We would like to sincerely thank you for your insightful comments and suggestions, which have greatly contributed to the improvement of our manuscript. Your feedback has helped us refine the discussion, making the manuscript more scientifically rigorous, clearer, and ultimately more reproducible. The revisions we made in response to your recommendations have undoubtedly enhanced the overall quality of the work.

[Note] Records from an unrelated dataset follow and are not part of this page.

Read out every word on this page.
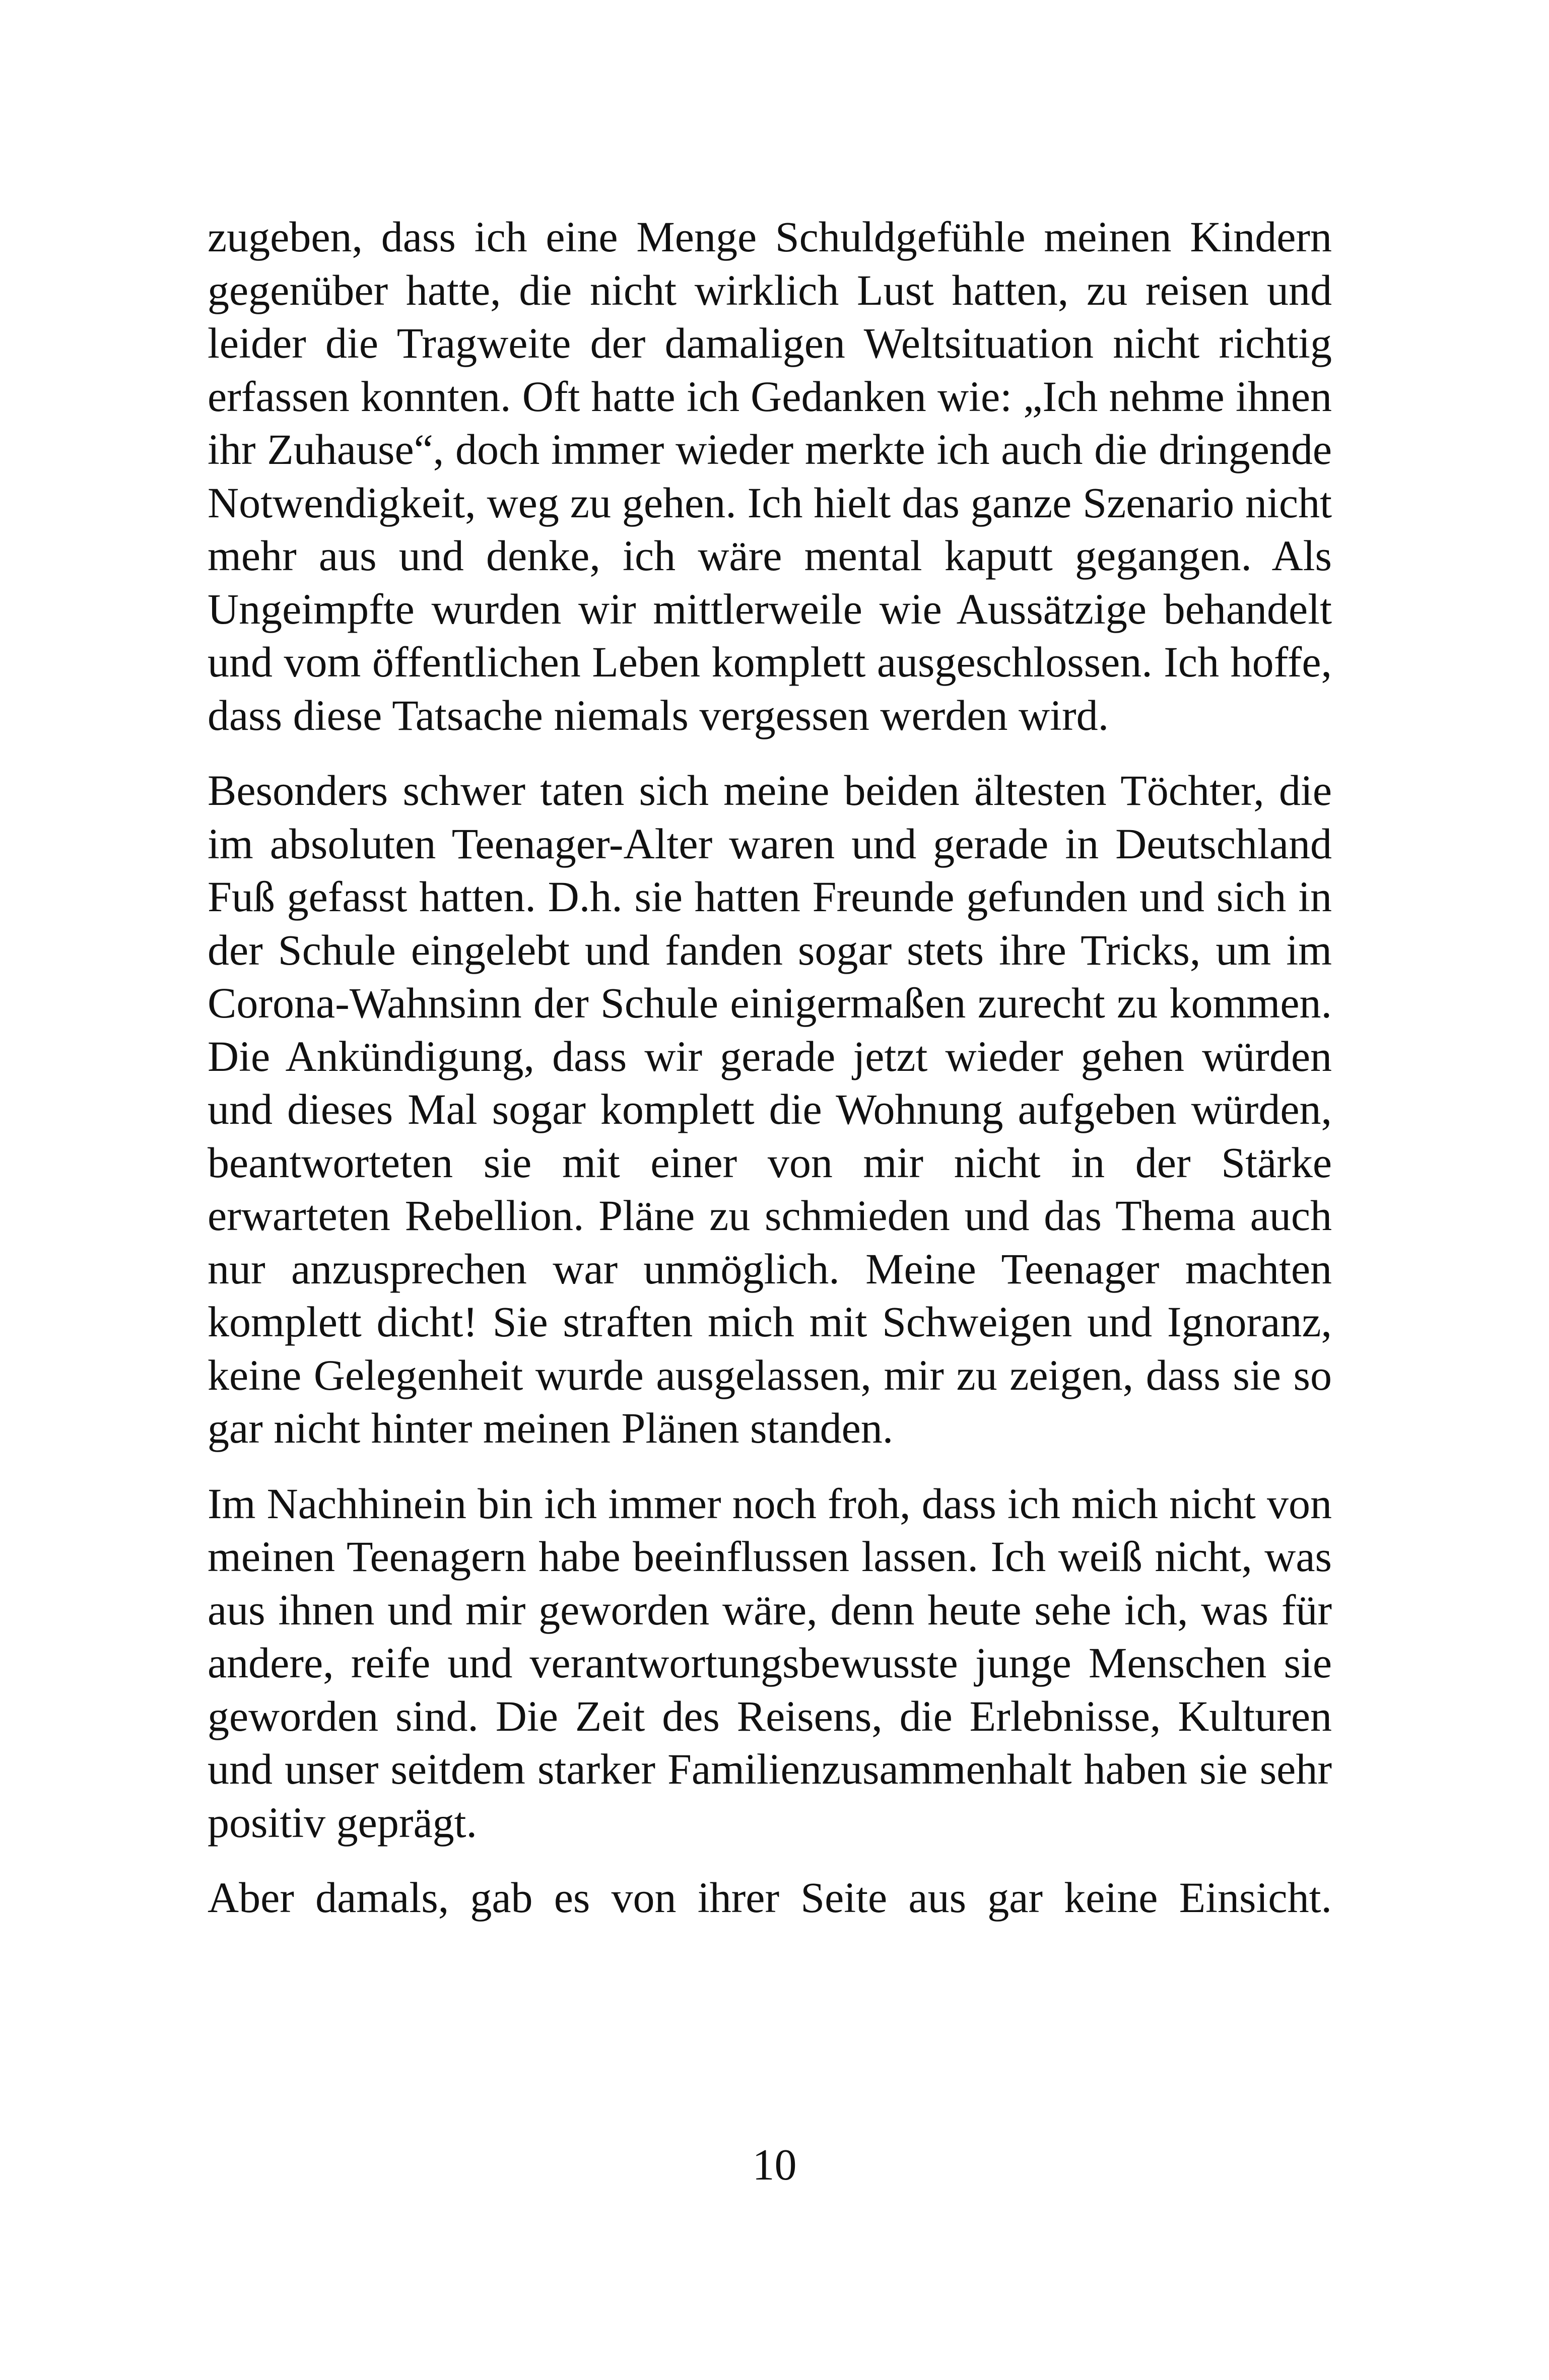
zugeben, dass ich eine Menge Schuldgefühle meinen Kindern gegenüber hatte, die nicht wirklich Lust hatten, zu reisen und leider die Tragweite der damaligen Weltsituation nicht richtig erfassen konnten. Oft hatte ich Gedanken wie: „Ich nehme ihnen ihr Zuhause“, doch immer wieder merkte ich auch die dringende Notwendigkeit, weg zu gehen. Ich hielt das ganze Szenario nicht mehr aus und denke, ich wäre mental kaputt gegangen. Als Ungeimpfte wurden wir mittlerweile wie Aussätzige behandelt und vom öffentlichen Leben komplett ausgeschlossen. Ich hoffe, dass diese Tatsache niemals vergessen werden wird.

Besonders schwer taten sich meine beiden ältesten Töchter, die im absoluten Teenager-Alter waren und gerade in Deutschland Fuß gefasst hatten. D.h. sie hatten Freunde gefunden und sich in der Schule eingelebt und fanden sogar stets ihre Tricks, um im Corona-Wahnsinn der Schule einigermaßen zurecht zu kommen. Die Ankündigung, dass wir gerade jetzt wieder gehen würden und dieses Mal sogar komplett die Wohnung aufgeben würden, beantworteten sie mit einer von mir nicht in der Stärke erwarteten Rebellion. Pläne zu schmieden und das Thema auch nur anzusprechen war unmöglich. Meine Teenager machten komplett dicht! Sie straften mich mit Schweigen und Ignoranz, keine Gelegenheit wurde ausgelassen, mir zu zeigen, dass sie so gar nicht hinter meinen Plänen standen.

Im Nachhinein bin ich immer noch froh, dass ich mich nicht von meinen Teenagern habe beeinflussen lassen. Ich weiß nicht, was aus ihnen und mir geworden wäre, denn heute sehe ich, was für andere, reife und verantwortungsbewusste junge Menschen sie geworden sind. Die Zeit des Reisens, die Erlebnisse, Kulturen und unser seitdem starker Familienzusammenhalt haben sie sehr positiv geprägt.

Aber damals, gab es von ihrer Seite aus gar keine Einsicht.

10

Thank you again for your valuable feedback. We have addressed your concerns regarding the small sample size in this study by acknowledging this limitation more clearly in both the Discussion and Limitations sections.

 

As you suggested, we have included references to studies that highlight how small sample sizes can influence the generalizability and reliability of preclinical findings. Specifically, research in stroke models has shown that promising results obtained from small animal cohorts often fail to replicate in larger trials or clinical settings, leading to concerns about the translation of preclinical results into human applications (23,24). We also emphasize that larger-scale studies are essential for validating our findings and ensuring their broader applicability.

 

 

‘’One key limitation of this study is the small sample size used in the animal model, which may affect the robustness and generalizability of the findings. Previous research has shown that small sample sizes in preclinical studies can lead to variability in results and reduce the confidence in conclusions drawn from such experiments. For instance, in studies involving animal models of ischemic stroke, promising results from small cohorts often failed to replicate in larger studies or clinical trials, highlighting the challenges of translating preclinical data into clinical success [23,24]. Therefore, larger-scale studies are necessary to validate the findings and improve the generalizability of these methods.’’

 

23. Usui T, Macleod MR, McCann SK, Senior AM, Nakagawa S (2021) Meta-analysis of variation suggests that embracing variability improves both replicability and generalizability in preclinical research. PLoS Biol 19(5): e3001009.
24.  Ko MJ, Lim CY. General considerations for sample size estimation in animal study. Korean J Anesthesiol. 2021;74(1):23-29.